6227020800 permutations generated, took apx 1052366515200 iterations/calc on gpu!
==1276== Profiling application: ConsoleApplication1.exe
==1276== Profiling result:
Start Duration Grid Size Block Size Regs* SSMem* DSMem* Size Throughput Device Context Stream Name
208.78ms 7.33532s (95016 1 1) (256 1 1) 27 0B 0B - - GeForce GTX 980 1 7 void _gpu_perm_basic<int=65536>(int) [180]
7.54411s 2.1879ms (1 1 1) (256 1 1) 26 0B 0B - - GeForce GTX 980 1 7 _gpu_perm_basic_last_step(__int64, int, __int64) [185]

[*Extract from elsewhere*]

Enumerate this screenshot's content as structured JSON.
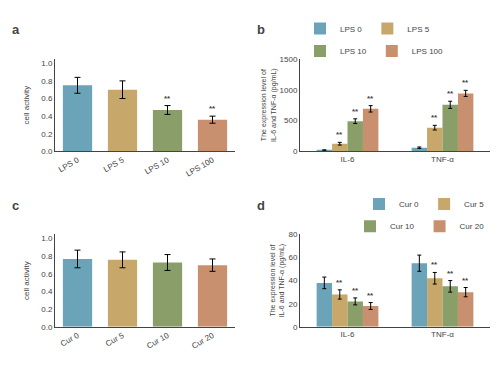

When I look at the generated PTX, most of it is more or less the same other than this section of the main kernel;
GTX 780ti CUDA 6.0 compute 3.5
BB5_3:
st.local.u32 [%rd5], %r36;
sub.s64 %rd37, %rd6, %rd35;
setp.lt.s32 %p3, %r2, 0;
@%p3 bra BB5_15;
mov.u32 %r28, 1;
shl.b32 %r38, %r28, %r36;
mov.u32 %r44, %r2;
BB5_5:
mov.u32 %r39, %r44;
mov.u32 %r9, %r39;
cvt.s64.s32 %rd27, %r9;
mul.wide.s32 %rd28, %r9, 8;
add.s64 %rd30, %rd23, %rd28;
ld.const.u64 %rd12, [%rd30];
mul.lo.s64 %rd38, %rd12, %rd27;
setp.le.s64 %p4, %rd38, %rd37;
mov.u32 %r42, %r9;
mov.u32 %r43, %r9;
@%p4 bra BB5_7;
GTX 980 CUDA 6.5 compute 5.2
BB2_3:
st.local.u32 [%rd5], %r36;
mov.u32 %r28, 1;
shl.b32 %r38, %r28, %r36;
sub.s64 %rd37, %rd6, %rd35;
setp.lt.s32 %p3, %r2, 0;
mov.u32 %r44, %r2;
@%p3 bra BB2_14;
BB2_4:
mov.u32 %r39, %r44;
mov.u32 %r9, %r39;
cvt.s64.s32 %rd27, %r9;
mul.wide.s32 %rd28, %r9, 8;
add.s64 %rd30, %rd23, %rd28;
ld.const.u64 %rd12, [%rd30];
mul.lo.s64 %rd38, %rd12, %rd27;
setp.le.s64 %p4, %rd38, %rd37;
mov.u32 %r42, %r9;
mov.u32 %r43, %r9;
@%p4 bra BB2_6;
It look like in that first sub-section things got re-ordered but overall the PTX looks very similar. I know that is better to look at the SASS, but not sure how to view this.
At this point I am guessing this implementation was over-engineered for Kepler, and I am not making the correct adjustments for the new Maxwell arch.